I keep hearing people comparing PC to Fords and Macintosh to BMW all the time. Strangely enough, when it comes to service, it seems the Dell is the Lexus or BMW, and Apple is the Ford. What gives?
And why is it that Apple can never seem to understand that many people want to upgrade or change their memory or HD on their computers themselves? I do not even know how to upgrade the HD on my 17” PowerBook, but I assure you there is no small door on the bottom to swap it out. And their is no easy way to add more memory either. Apple removed the pop-out keyboard on new models, so no more internal access for the user. The Dell opens easily with the removal of a few OUTSIDE screws. (Editor’s Note: The new Apple PowerBooks do in fact have an external door for memory upgrades, removable via four small screws)
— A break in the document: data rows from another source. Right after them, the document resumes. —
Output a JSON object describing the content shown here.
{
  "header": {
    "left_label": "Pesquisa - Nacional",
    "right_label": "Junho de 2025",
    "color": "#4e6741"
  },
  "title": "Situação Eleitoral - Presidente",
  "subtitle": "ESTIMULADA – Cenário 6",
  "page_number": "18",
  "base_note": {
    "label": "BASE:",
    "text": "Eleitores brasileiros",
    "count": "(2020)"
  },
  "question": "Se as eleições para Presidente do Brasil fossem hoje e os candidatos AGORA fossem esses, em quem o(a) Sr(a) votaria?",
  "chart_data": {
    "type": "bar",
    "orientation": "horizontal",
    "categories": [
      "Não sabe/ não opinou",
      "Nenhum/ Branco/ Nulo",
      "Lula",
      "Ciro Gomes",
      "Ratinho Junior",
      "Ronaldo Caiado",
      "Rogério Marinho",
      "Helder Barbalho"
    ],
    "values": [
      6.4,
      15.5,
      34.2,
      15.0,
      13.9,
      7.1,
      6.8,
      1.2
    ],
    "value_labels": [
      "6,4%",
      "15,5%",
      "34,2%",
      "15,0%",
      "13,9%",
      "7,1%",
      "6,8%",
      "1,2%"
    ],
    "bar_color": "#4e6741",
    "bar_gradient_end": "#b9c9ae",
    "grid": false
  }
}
And look at the miniMac! How hard would it have been to put a small door on the bottom to allow one to swap out the memory for a large size? Why not add a small door to gain access to the HD inside as well do that can be upgraded? How come the battery on an iPOD is not accessible from the outside by the user, so when it dies, the customer can simply purchase a replacement and quickly install it? I have been able to do that on cordless phones and every rechargeable Sony product I have ever owned for way too many years.
Apple has created and continues to create some very cool products, but they are totally clueless when it comes to service. Apple Care service is awful, especially when compared to companies like HP, Dell, or even Sony. User accessibility to most Apple products is pathetic or non-existent, which makes no sense at all.
And how come Apple owners do not get a break on things like .Mac renewals? How come current owners do not get things like “loyalty purchase programs” that even General Motors has figured out, to offer discounts to upgrade to newer hardware?
What I want to know is why is Apple’s customer service so bad? Is this some sick method Apple has created to get even more money from us on service, parts, upgrades and repairs? Has repair and parts become a large profit center for Apple now, so they need more ways to make more money on us? Do they think so little about their customers that they themselves do not care if the customer can access upgrades and repairs themselves?
Hello Apple, wake up call time. Yes, your products are cool and slick, but your customer service stinks! Your customer’s are paying the BMW or Lexus price compared to the competition, but being treated like swine when it comes to service and parts. It is time to start treating your customers like the BMW or Lexus owner you keep pretending them to be, and let them know you want them back. Several people I convinced to switch from PC to Mac say they will not buy Mac again. Not because of the machine, but because of the lack of ability to upgrade and repair themselves, and how badly they felt treated when they needed service.
And do not even get me started again on the “Genius Bar” in Apple’s stores. What a joke!